While continuing to keep its traditional sections like World Cinema, Turkish Cinema and Short is Good strong, selection of shorts from a country each year, Festival on Wheels adds a pleasant twist to its rich program. Paying tribute to the silent era of cinema in its own unique way had now become another festival tradition.
In 2013, the opening film of the festival was Alfred Hitchcock’s silent film “Blackmail,” one of the 10 little-known silent films Hitchcock had made between 1925 and 1929 and of the nine that have been painstakingly restored by the British Film Institute in its “Hitchcock9” project. The screening in Ankara’s historic State Art and Sculpture Museum was accompanied by live music by pianist Hasan Ali Toker.
Last year, one of the great names in silent cinema, Buster Keaton was remembered on the 50th anniversary of his death with the screening of four of his most important shorts filmed in the early 1920s, again with live music accompaniment. And the year before that, at the 21st Festival on Wheels, the special screening of the restored version of German filmmaker Ewald André Dupont’s 1925 silent film “Varieté” (Jealousy) was shown with live music accompaniment from British pianist Stephen Horne and German percussionist Frank Bockius.
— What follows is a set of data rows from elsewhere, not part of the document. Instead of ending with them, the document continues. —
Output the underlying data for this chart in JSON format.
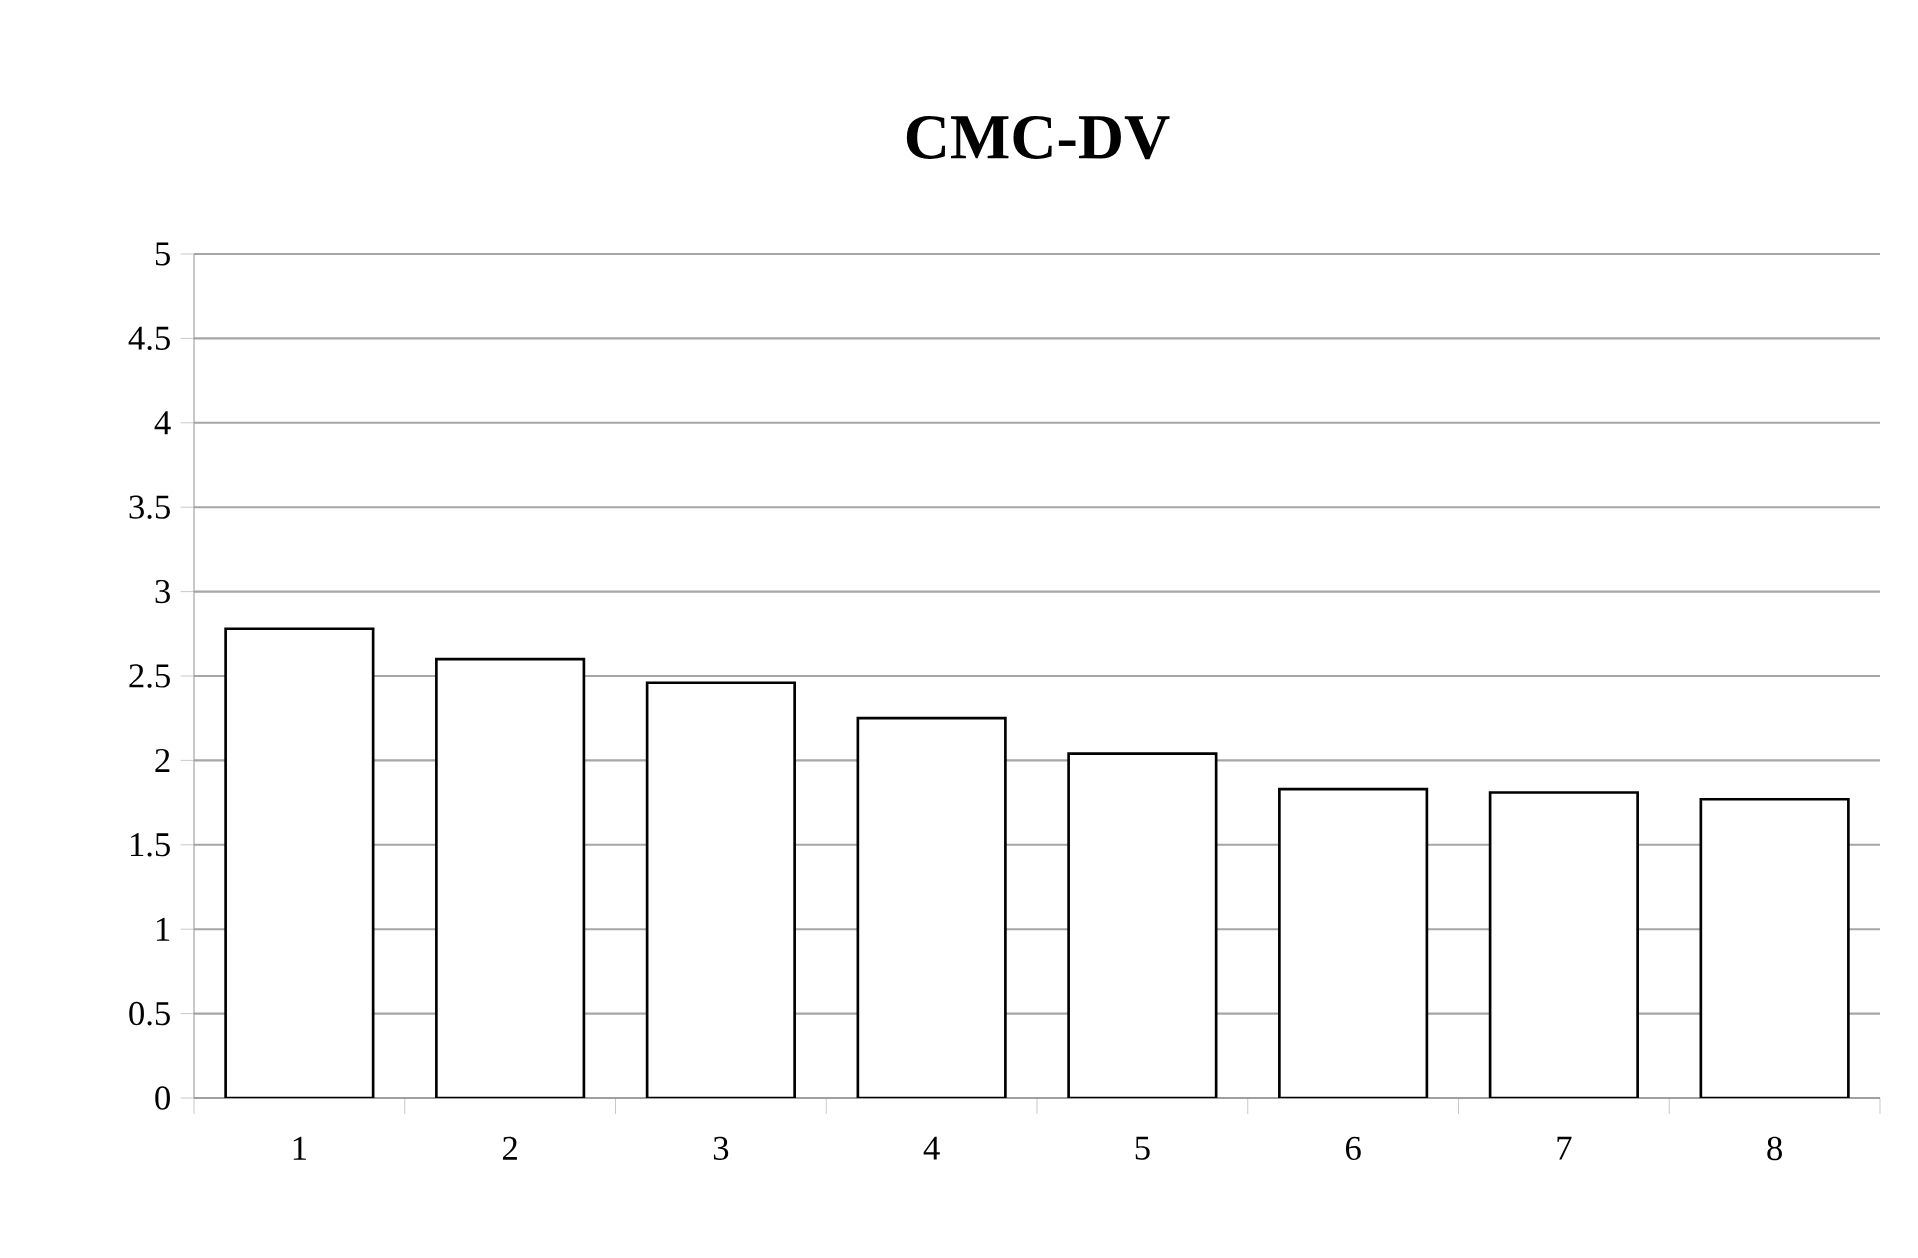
{
  "chart_data": {
    "type": "bar",
    "title": "CMC-DV",
    "categories": [
      "1",
      "2",
      "3",
      "4",
      "5",
      "6",
      "7",
      "8"
    ],
    "values": [
      2.78,
      2.6,
      2.46,
      2.25,
      2.04,
      1.83,
      1.81,
      1.77
    ],
    "color": "#ffffff",
    "ylim": [
      0,
      5
    ],
    "yticks": [
      0,
      0.5,
      1,
      1.5,
      2,
      2.5,
      3,
      3.5,
      4,
      4.5,
      5
    ],
    "grid": "y"
  }
}
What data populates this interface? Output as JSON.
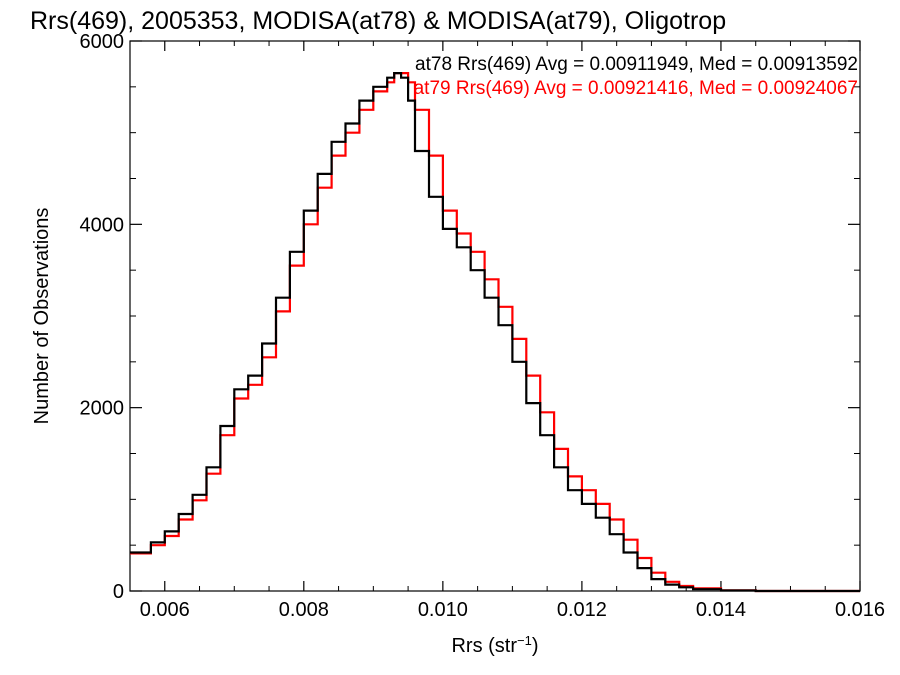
{
  "chart_data": {
    "type": "line",
    "step": true,
    "title": "Rrs(469), 2005353, MODISA(at78) & MODISA(at79), Oligotrop",
    "xlabel": "Rrs (str",
    "xlabel_sup": "−1",
    "xlabel_end": ")",
    "ylabel": "Number of Observations",
    "xlim": [
      0.0055,
      0.016
    ],
    "ylim": [
      0,
      6000
    ],
    "x_ticks": [
      {
        "value": 0.006,
        "label": "0.006"
      },
      {
        "value": 0.008,
        "label": "0.008"
      },
      {
        "value": 0.01,
        "label": "0.010"
      },
      {
        "value": 0.012,
        "label": "0.012"
      },
      {
        "value": 0.014,
        "label": "0.014"
      },
      {
        "value": 0.016,
        "label": "0.016"
      }
    ],
    "y_ticks": [
      {
        "value": 0,
        "label": "0"
      },
      {
        "value": 2000,
        "label": "2000"
      },
      {
        "value": 4000,
        "label": "4000"
      },
      {
        "value": 6000,
        "label": "6000"
      }
    ],
    "legend_placement": "top-right",
    "series": [
      {
        "name": "at78",
        "legend": "at78 Rrs(469) Avg = 0.00911949, Med = 0.00913592",
        "color": "#000000",
        "points": [
          [
            0.0055,
            420
          ],
          [
            0.0058,
            530
          ],
          [
            0.006,
            650
          ],
          [
            0.0062,
            840
          ],
          [
            0.0064,
            1050
          ],
          [
            0.0066,
            1350
          ],
          [
            0.0068,
            1800
          ],
          [
            0.007,
            2200
          ],
          [
            0.0072,
            2350
          ],
          [
            0.0074,
            2700
          ],
          [
            0.0076,
            3200
          ],
          [
            0.0078,
            3700
          ],
          [
            0.008,
            4150
          ],
          [
            0.0082,
            4550
          ],
          [
            0.0084,
            4900
          ],
          [
            0.0086,
            5100
          ],
          [
            0.0088,
            5350
          ],
          [
            0.009,
            5500
          ],
          [
            0.0092,
            5600
          ],
          [
            0.0093,
            5650
          ],
          [
            0.0094,
            5600
          ],
          [
            0.0095,
            5350
          ],
          [
            0.0096,
            4800
          ],
          [
            0.0098,
            4300
          ],
          [
            0.01,
            3950
          ],
          [
            0.0102,
            3750
          ],
          [
            0.0104,
            3500
          ],
          [
            0.0106,
            3200
          ],
          [
            0.0108,
            2900
          ],
          [
            0.011,
            2500
          ],
          [
            0.0112,
            2050
          ],
          [
            0.0114,
            1700
          ],
          [
            0.0116,
            1350
          ],
          [
            0.0118,
            1100
          ],
          [
            0.012,
            950
          ],
          [
            0.0122,
            800
          ],
          [
            0.0124,
            620
          ],
          [
            0.0126,
            420
          ],
          [
            0.0128,
            250
          ],
          [
            0.013,
            130
          ],
          [
            0.0132,
            70
          ],
          [
            0.0134,
            40
          ],
          [
            0.0136,
            20
          ],
          [
            0.014,
            5
          ],
          [
            0.0145,
            0
          ],
          [
            0.016,
            0
          ]
        ]
      },
      {
        "name": "at79",
        "legend": "at79 Rrs(469) Avg = 0.00921416, Med = 0.00924067",
        "color": "#ff0000",
        "points": [
          [
            0.0055,
            410
          ],
          [
            0.0058,
            500
          ],
          [
            0.006,
            600
          ],
          [
            0.0062,
            780
          ],
          [
            0.0064,
            990
          ],
          [
            0.0066,
            1280
          ],
          [
            0.0068,
            1700
          ],
          [
            0.007,
            2100
          ],
          [
            0.0072,
            2250
          ],
          [
            0.0074,
            2550
          ],
          [
            0.0076,
            3050
          ],
          [
            0.0078,
            3550
          ],
          [
            0.008,
            4000
          ],
          [
            0.0082,
            4400
          ],
          [
            0.0084,
            4750
          ],
          [
            0.0086,
            5000
          ],
          [
            0.0088,
            5250
          ],
          [
            0.009,
            5450
          ],
          [
            0.0092,
            5550
          ],
          [
            0.0093,
            5650
          ],
          [
            0.0094,
            5650
          ],
          [
            0.0095,
            5550
          ],
          [
            0.0096,
            5250
          ],
          [
            0.0098,
            4750
          ],
          [
            0.01,
            4150
          ],
          [
            0.0102,
            3900
          ],
          [
            0.0104,
            3700
          ],
          [
            0.0106,
            3400
          ],
          [
            0.0108,
            3100
          ],
          [
            0.011,
            2750
          ],
          [
            0.0112,
            2350
          ],
          [
            0.0114,
            1950
          ],
          [
            0.0116,
            1550
          ],
          [
            0.0118,
            1250
          ],
          [
            0.012,
            1100
          ],
          [
            0.0122,
            950
          ],
          [
            0.0124,
            780
          ],
          [
            0.0126,
            560
          ],
          [
            0.0128,
            360
          ],
          [
            0.013,
            200
          ],
          [
            0.0132,
            100
          ],
          [
            0.0134,
            55
          ],
          [
            0.0136,
            30
          ],
          [
            0.014,
            8
          ],
          [
            0.0145,
            0
          ],
          [
            0.016,
            0
          ]
        ]
      }
    ]
  }
}
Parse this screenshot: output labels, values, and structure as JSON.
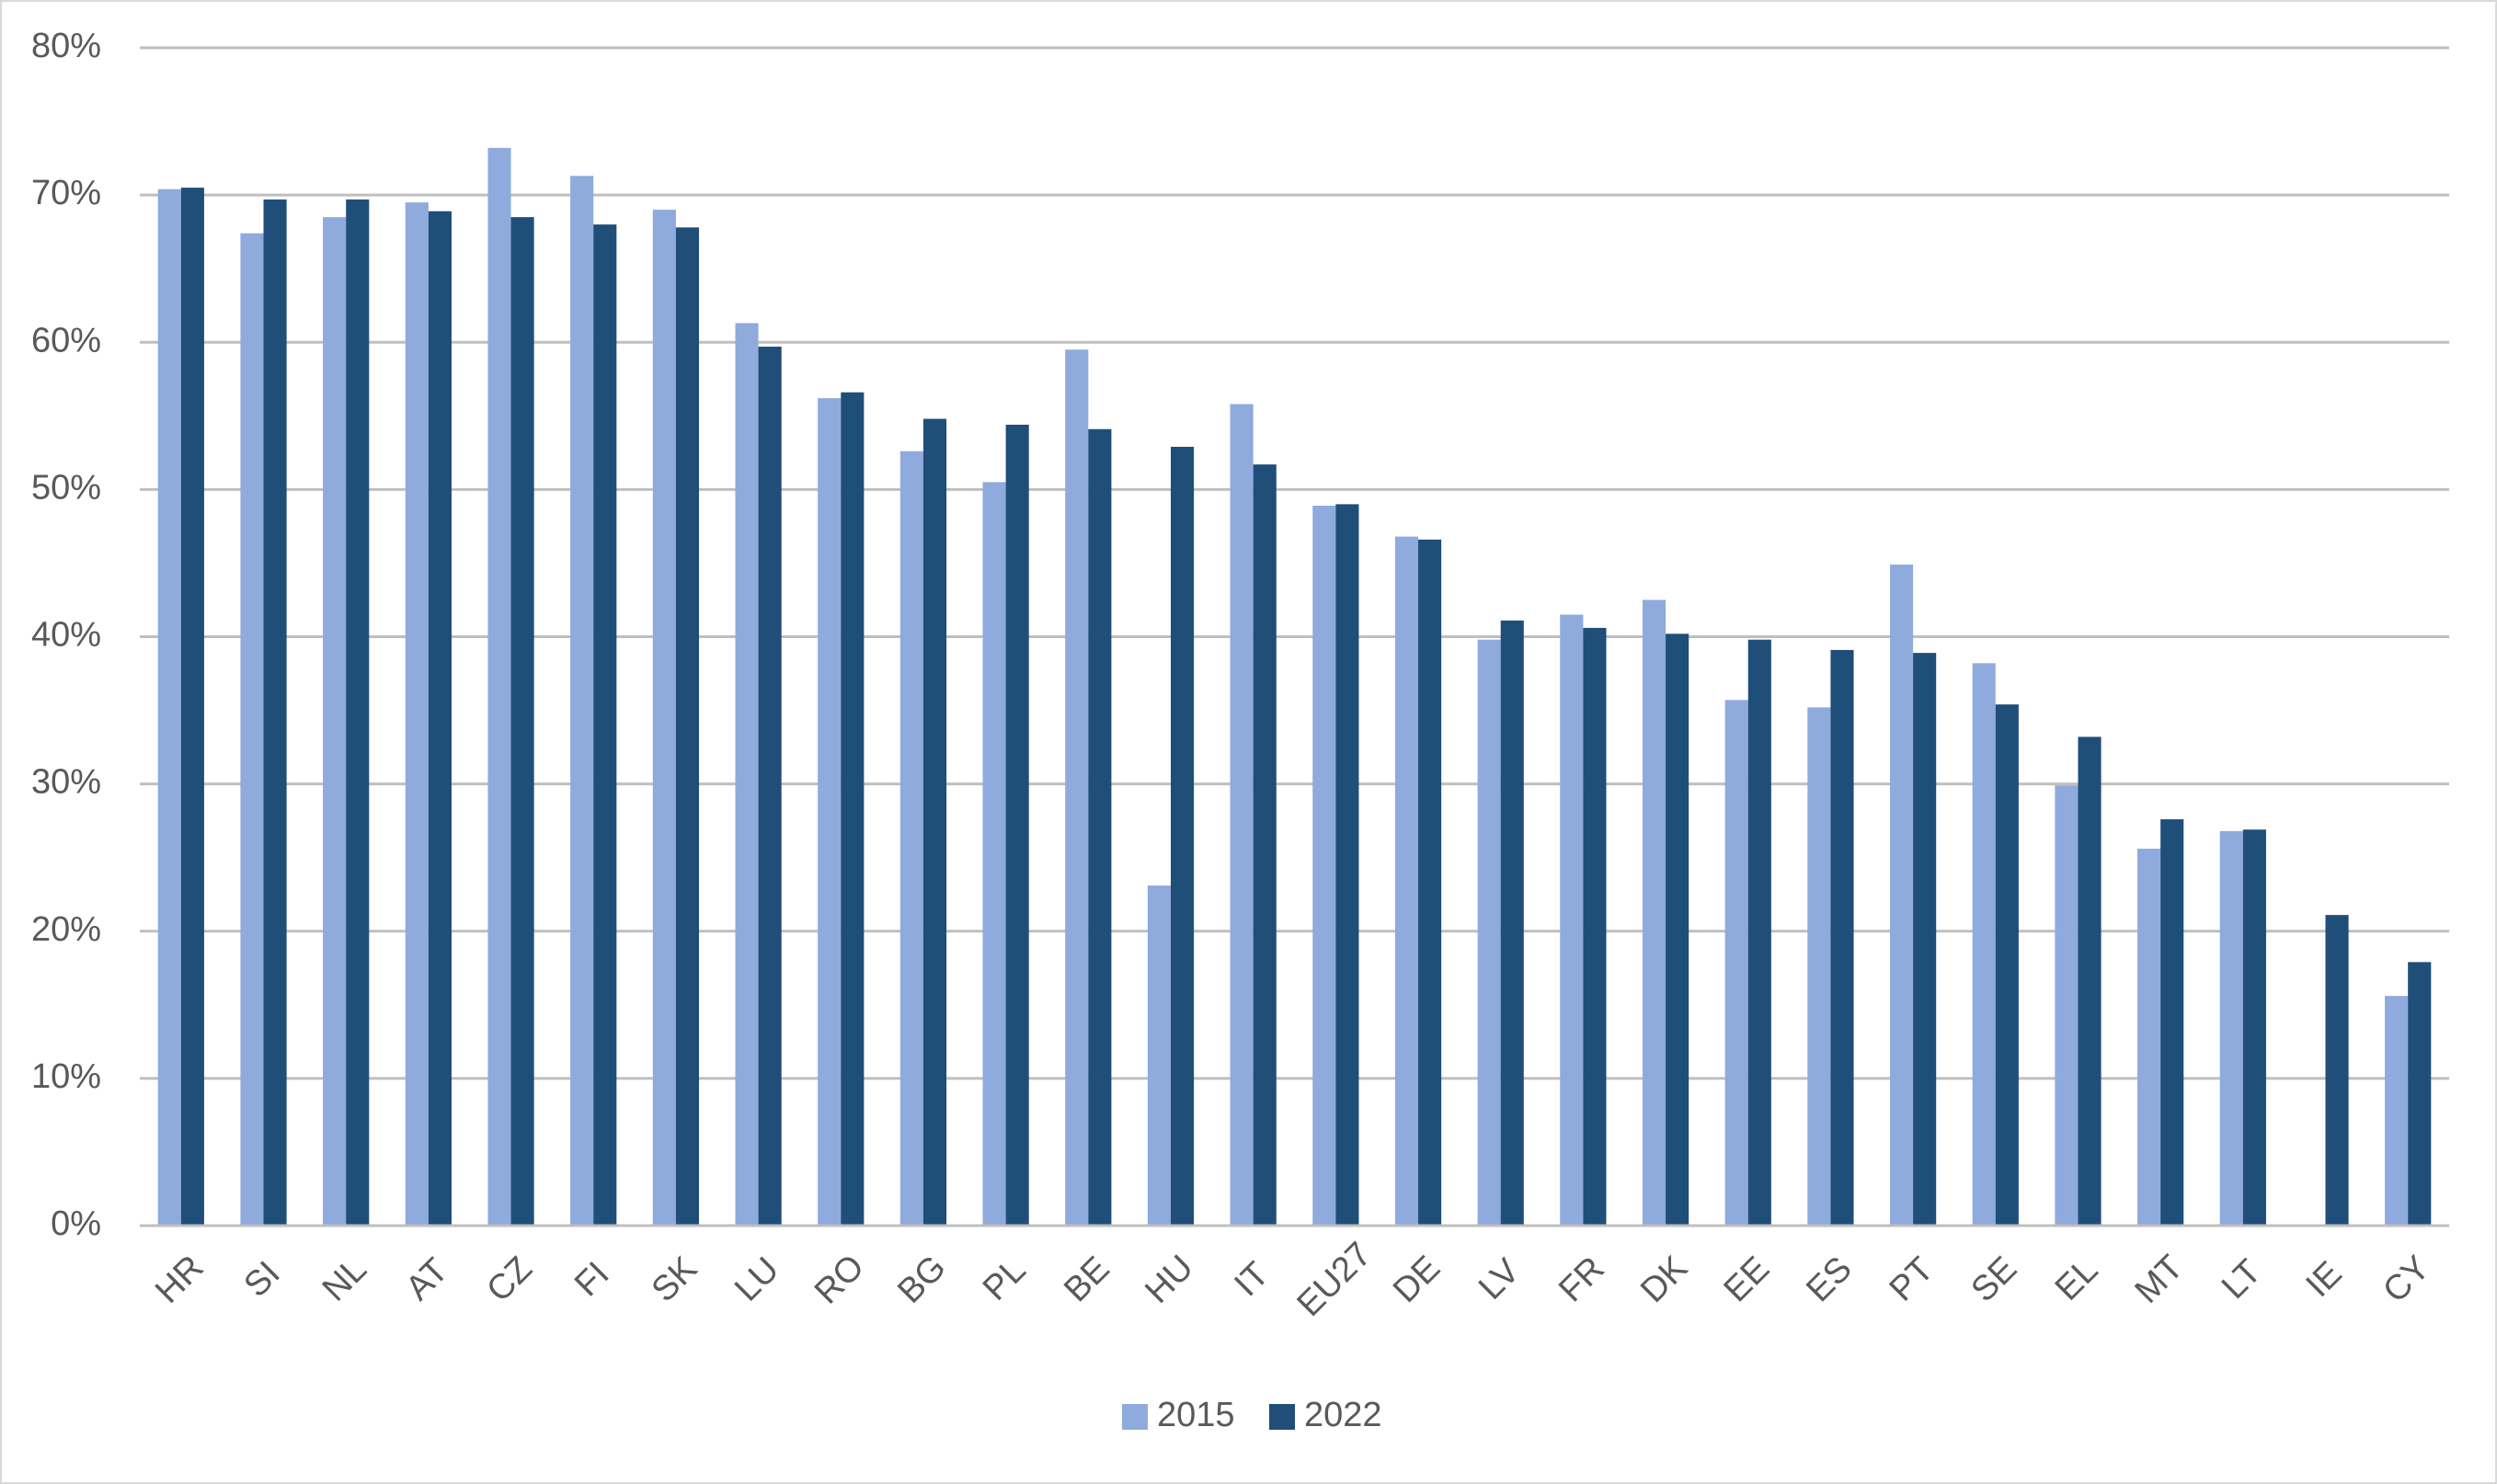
{
  "chart_data": {
    "type": "bar",
    "categories": [
      "HR",
      "SI",
      "NL",
      "AT",
      "CZ",
      "FI",
      "SK",
      "LU",
      "RO",
      "BG",
      "PL",
      "BE",
      "HU",
      "IT",
      "EU27",
      "DE",
      "LV",
      "FR",
      "DK",
      "EE",
      "ES",
      "PT",
      "SE",
      "EL",
      "MT",
      "LT",
      "IE",
      "CY"
    ],
    "series": [
      {
        "name": "2015",
        "color": "#8faadc",
        "values": [
          70.4,
          67.4,
          68.5,
          69.5,
          73.2,
          71.3,
          69.0,
          61.3,
          56.2,
          52.6,
          50.5,
          59.5,
          23.1,
          55.8,
          48.9,
          46.8,
          39.8,
          41.5,
          42.5,
          35.7,
          35.2,
          44.9,
          38.2,
          29.9,
          25.6,
          26.8,
          null,
          15.6
        ]
      },
      {
        "name": "2022",
        "color": "#1f4e79",
        "values": [
          70.5,
          69.7,
          69.7,
          68.9,
          68.5,
          68.0,
          67.8,
          59.7,
          56.6,
          54.8,
          54.4,
          54.1,
          52.9,
          51.7,
          49.0,
          46.6,
          41.1,
          40.6,
          40.2,
          39.8,
          39.1,
          38.9,
          35.4,
          33.2,
          27.6,
          26.9,
          21.1,
          17.9
        ]
      }
    ],
    "ylim": [
      0,
      80
    ],
    "yticks": [
      {
        "value": 0,
        "label": "0%"
      },
      {
        "value": 10,
        "label": "10%"
      },
      {
        "value": 20,
        "label": "20%"
      },
      {
        "value": 30,
        "label": "30%"
      },
      {
        "value": 40,
        "label": "40%"
      },
      {
        "value": 50,
        "label": "50%"
      },
      {
        "value": 60,
        "label": "60%"
      },
      {
        "value": 70,
        "label": "70%"
      },
      {
        "value": 80,
        "label": "80%"
      }
    ],
    "grid": true,
    "legend": "bottom"
  }
}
Live cinema and silent divas
This year’s Festival on Wheels will pay tribute to the golden age of cinema and silent cinema in two different sections. On the opening night of the festival at Ankara’s Contemporary Arts Center, Dec. 1 at 21:00, film will meet pantomime in “Live Cinema: Hollymood.”
The performance, what can be called a “live cinema,” will star pantomime artist Evelina Breedikytee, as she gets stuck in a film screen, incorporating scenes from American classics, ranging from Charlie Chaplin’s “Modern Times” to Hitchcock’s “Rear Window.” Hollymood, designed and directed by the Lithuanian artist Sandra Latanauskaite, will meet the festivalgoers with the support of the U.S. Embassy.
In “Silent Divas: Timeless and Rebellious,” two films, put together with the help of Elif Rongen Kaynakçı, a silent film curator at the EYE Film Museum in Amsterdam, will be accompanied by live music from the famous Turkish band Baba Zula. On Dec. 4, at 21:00, Italian director Mario Roncoroni’s 1915 film “Filibus: Mysterious Pirate of the Skies” will
be screened.
On Dec. 5 at 21:00, American production “The Spanish Dancer,” directed by Herbert Brenon in 1923 and restored by the EYE Film Museum in 2012, will be shown. Both films fill feature strong, against-the-grain female characters, hence the name of the section. Both films will be shown at the Contemporary Arts Center, with the support of the U.S. and Dutch embassies.
The Festival on Wheels will kick off on Dec. 1 in Ankara and will continue for a week, then heading off to the northern provinces of Sinop and Kastamonu.